WASHINGTON — A federal judge suggested the Trump administration was “manufacturing” chaos and said he hoped that “reason can get the better of rhetoric” in a scathing order in a case about government efforts to deport a handful of migrants from various countries to South Sudan.
In the order published Monday evening, Judge Brian Murphy wrote that he had given the Trump administration “remarkable flexibility with minimal oversight” in the case and emphasized the numerous times he attempted to work with the government.
“From the course of conduct, it is hard to come to any conclusion other than that Defendants invite a lack of clarity as a means of evasion,” the Boston-based Murphy wrote in the 17-page order.
Murphy oversees a case in which immigration advocates are attempting to prevent the Trump administration from sending migrants they’re trying to deport from the U.S. to countries that they’re not from without giving them a meaningful chance to protest their removal.

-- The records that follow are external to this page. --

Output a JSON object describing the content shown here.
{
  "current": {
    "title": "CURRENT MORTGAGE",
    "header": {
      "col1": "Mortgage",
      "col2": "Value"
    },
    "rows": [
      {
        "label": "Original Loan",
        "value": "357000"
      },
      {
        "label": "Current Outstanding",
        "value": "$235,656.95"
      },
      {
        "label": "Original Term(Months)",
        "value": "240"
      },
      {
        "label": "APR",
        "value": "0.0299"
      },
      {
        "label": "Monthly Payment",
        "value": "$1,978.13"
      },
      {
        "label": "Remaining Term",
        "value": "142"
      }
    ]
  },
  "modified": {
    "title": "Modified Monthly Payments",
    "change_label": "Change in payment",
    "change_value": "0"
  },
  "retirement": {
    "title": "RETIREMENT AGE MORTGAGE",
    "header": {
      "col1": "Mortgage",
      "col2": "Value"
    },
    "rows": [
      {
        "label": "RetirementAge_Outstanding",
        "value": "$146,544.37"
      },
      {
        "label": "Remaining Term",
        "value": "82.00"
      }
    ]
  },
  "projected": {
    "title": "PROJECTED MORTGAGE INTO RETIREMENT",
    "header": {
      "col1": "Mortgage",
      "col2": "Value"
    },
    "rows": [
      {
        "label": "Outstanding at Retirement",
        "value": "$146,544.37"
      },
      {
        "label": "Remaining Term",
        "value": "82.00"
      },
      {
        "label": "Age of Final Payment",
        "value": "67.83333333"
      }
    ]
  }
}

The judge said the men couldn’t advocate for themselves
In a hearing last week called to address reports that eight immigrants had been sent to South Sudan, Murphy said the men hadn’t been able to argue that the deportation could put them in danger.
But instead of ordering the government to return the men to the U.S. for hearings — as the plaintiffs wanted — he gave the government the option of holding the hearings in Djibouti where the plane had flown on its way to South Sudan as long as the men remained in U.S. government custody. Days later, the Trump administration filed another motion saying that Murphy was requiring them to hold “dangerous criminals in a sensitive location.”

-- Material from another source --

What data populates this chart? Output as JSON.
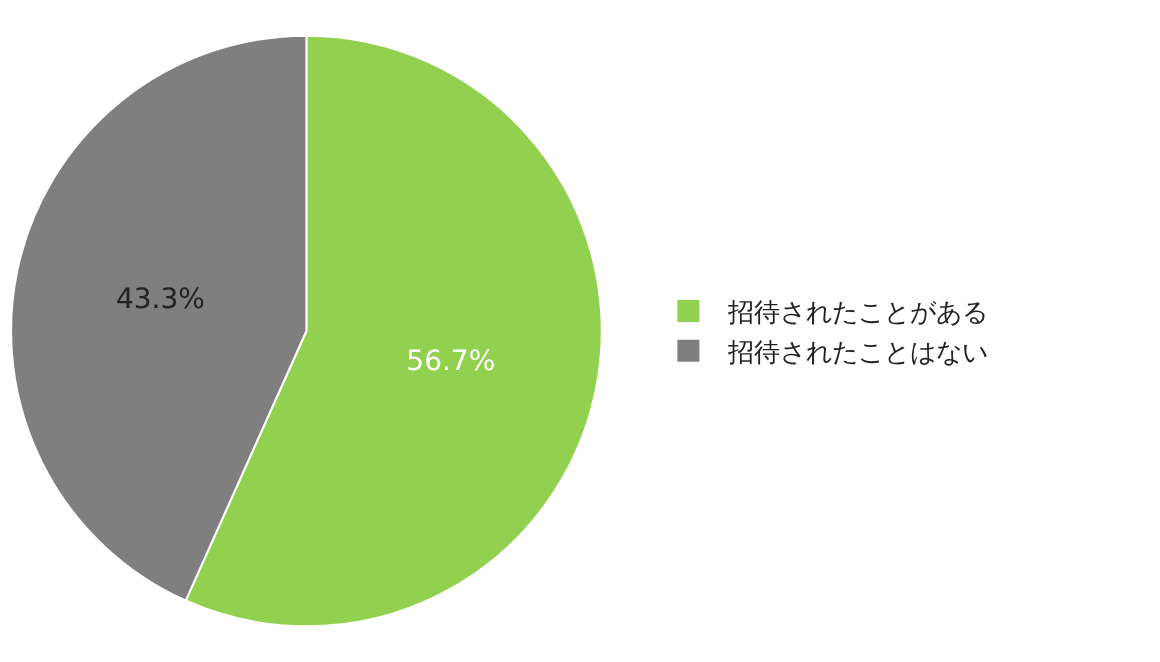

But in his order Monday he emphasized repeatedly that it was the government’s “own suggestion” that they be allowed to process the men’s claims while they were still abroad.
“It turns out that having immigration proceedings on another continent is harder and more logistically cumbersome than Defendants anticipated,” Murphy wrote.

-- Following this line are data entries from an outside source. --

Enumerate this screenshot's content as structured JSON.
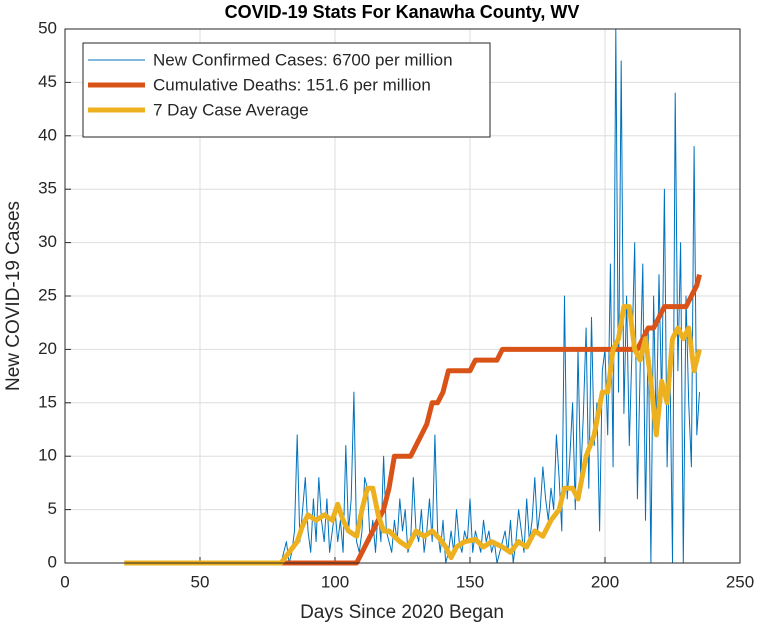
{
  "chart_data": {
    "type": "line",
    "title": "COVID-19 Stats For Kanawha County, WV",
    "x_label": "Days Since 2020 Began",
    "y_label": "New COVID-19 Cases",
    "xlim": [
      0,
      250
    ],
    "xticks": [
      0,
      50,
      100,
      150,
      200,
      250
    ],
    "ylim": [
      0,
      50
    ],
    "yticks": [
      0,
      5,
      10,
      15,
      20,
      25,
      30,
      35,
      40,
      45,
      50
    ],
    "grid": true,
    "legend": "top-left",
    "series": [
      {
        "name": "New Confirmed Cases: 6700 per million",
        "color": "#0072bd",
        "width": 1,
        "x": [
          22,
          80,
          81,
          82,
          83,
          84,
          85,
          86,
          87,
          88,
          89,
          90,
          91,
          92,
          93,
          94,
          95,
          96,
          97,
          98,
          99,
          100,
          101,
          102,
          103,
          104,
          105,
          106,
          107,
          108,
          109,
          110,
          111,
          112,
          113,
          114,
          115,
          116,
          117,
          118,
          119,
          120,
          121,
          122,
          123,
          124,
          125,
          126,
          127,
          128,
          129,
          130,
          131,
          132,
          133,
          134,
          135,
          136,
          137,
          138,
          139,
          140,
          141,
          142,
          143,
          144,
          145,
          146,
          147,
          148,
          149,
          150,
          151,
          152,
          153,
          154,
          155,
          156,
          157,
          158,
          159,
          160,
          161,
          162,
          163,
          164,
          165,
          166,
          167,
          168,
          169,
          170,
          171,
          172,
          173,
          174,
          175,
          176,
          177,
          178,
          179,
          180,
          181,
          182,
          183,
          184,
          185,
          186,
          187,
          188,
          189,
          190,
          191,
          192,
          193,
          194,
          195,
          196,
          197,
          198,
          199,
          200,
          201,
          202,
          203,
          204,
          205,
          206,
          207,
          208,
          209,
          210,
          211,
          212,
          213,
          214,
          215,
          216,
          217,
          218,
          219,
          220,
          221,
          222,
          223,
          224,
          225,
          226,
          227,
          228,
          229,
          230,
          231,
          232,
          233,
          234,
          235
        ],
        "values": [
          0,
          0,
          1,
          2,
          0,
          1,
          3,
          12,
          2,
          5,
          8,
          3,
          1,
          6,
          2,
          8,
          4,
          2,
          6,
          1,
          3,
          5,
          2,
          4,
          1,
          11,
          3,
          6,
          16,
          2,
          1,
          3,
          8,
          7,
          2,
          4,
          1,
          5,
          2,
          10,
          3,
          2,
          1,
          4,
          2,
          6,
          3,
          5,
          1,
          2,
          8,
          3,
          2,
          5,
          1,
          3,
          6,
          2,
          12,
          3,
          1,
          4,
          0,
          1,
          3,
          1,
          5,
          2,
          1,
          3,
          2,
          6,
          1,
          3,
          2,
          1,
          4,
          2,
          3,
          1,
          2,
          0,
          1,
          2,
          3,
          1,
          4,
          0,
          2,
          5,
          3,
          1,
          6,
          2,
          4,
          8,
          3,
          5,
          9,
          6,
          4,
          7,
          5,
          12,
          8,
          3,
          25,
          6,
          10,
          15,
          5,
          20,
          8,
          14,
          22,
          7,
          23,
          11,
          15,
          3,
          18,
          20,
          12,
          28,
          9,
          50,
          16,
          47,
          14,
          25,
          11,
          20,
          30,
          6,
          18,
          28,
          4,
          22,
          0,
          25,
          12,
          27,
          15,
          35,
          9,
          20,
          0,
          44,
          18,
          30,
          0,
          25,
          15,
          9,
          39,
          12,
          16
        ]
      },
      {
        "name": "Cumulative Deaths: 151.6 per million",
        "color": "#d95319",
        "width": 5,
        "x": [
          22,
          108,
          110,
          112,
          114,
          116,
          118,
          120,
          122,
          128,
          130,
          132,
          134,
          136,
          138,
          140,
          142,
          150,
          152,
          160,
          162,
          212,
          214,
          216,
          218,
          220,
          222,
          230,
          232,
          234,
          235
        ],
        "values": [
          0,
          0,
          1,
          2,
          3,
          4,
          5,
          7,
          10,
          10,
          11,
          12,
          13,
          15,
          15,
          16,
          18,
          18,
          19,
          19,
          20,
          20,
          21,
          22,
          22,
          23,
          24,
          24,
          25,
          26,
          27
        ]
      },
      {
        "name": "7 Day Case Average",
        "color": "#edb120",
        "width": 5,
        "x": [
          22,
          80,
          83,
          86,
          88,
          90,
          93,
          96,
          99,
          101,
          103,
          105,
          108,
          110,
          112,
          114,
          116,
          118,
          120,
          122,
          124,
          127,
          130,
          133,
          136,
          139,
          141,
          143,
          145,
          148,
          152,
          155,
          158,
          162,
          165,
          168,
          171,
          174,
          177,
          180,
          183,
          185,
          188,
          190,
          193,
          196,
          199,
          201,
          203,
          205,
          207,
          209,
          211,
          213,
          215,
          217,
          219,
          221,
          223,
          225,
          227,
          229,
          231,
          233,
          235
        ],
        "values": [
          0,
          0,
          1,
          2,
          3.5,
          4.5,
          4,
          4.5,
          4,
          5.5,
          4,
          3,
          2.5,
          5,
          7,
          7,
          4.5,
          3,
          3,
          2.5,
          2,
          1.5,
          3,
          2.5,
          3,
          2.2,
          1.5,
          0.5,
          1.5,
          2,
          2.2,
          1.5,
          2,
          1.5,
          1,
          2,
          1.5,
          3,
          2.5,
          4,
          5,
          7,
          7,
          6,
          10,
          12,
          16,
          16,
          20,
          21,
          24,
          24,
          20,
          19,
          21,
          17,
          12,
          17,
          15,
          21,
          22,
          21,
          22,
          18,
          20
        ]
      }
    ]
  }
}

The government has argued that the men had a history with the immigration system, giving them prior opportunities to express a fear of being deported to a country outside their homeland. And the Trump administration has said that the men’s home — Cuba, Laos, Mexico, Myanmar, Vietnam and South Sudan — would not take them back.
The administration has also repeatedly emphasized the men’s criminal histories in the U.S. and portrayed them as national security threats.
The administration is relying on third countries
The Trump administration has increasingly relied on third countries to take immigrants who cannot be sent to their home countries for various reasons. Some countries simply refuse to take back their citizens being deported while others take back some but not all of their citizens. And some cannot be sent to their home countries because of concerns they’ll be tortured or harmed.
Historically that has meant that immigration enforcement officials have had to release people into the U.S. that it wants to deport but can’t.
But the Trump administration has leaned on other countries to take them. In the Western Hemisphere, El Salvador, Costa Rica and Panama have all agreed to take some people being removed from the U.S., with El Salvador being the most controversial example because it is holding people deported from the U.S. in a notorious prison.
The Trump administration has said it’s exploring other third countries for deportations.
Murphy said in his order that the eight men were initially told May 19 they’d be going to South Africa and then later that same day were told they were going to South Sudan. He noted that the U.S. government “has issued stark warnings regarding South Sudan.”
He said the men had fewer than 16 hours between being told they were going to be removed and going to the airport “most of which were non-waking hours” and “limited, if any” ability to talk to family or a lawyer. “Given the totality of the circumstances, it is hard to take seriously the idea that Defendants intended these individuals to have any real opportunity to make a valid claim,” the judge wrote.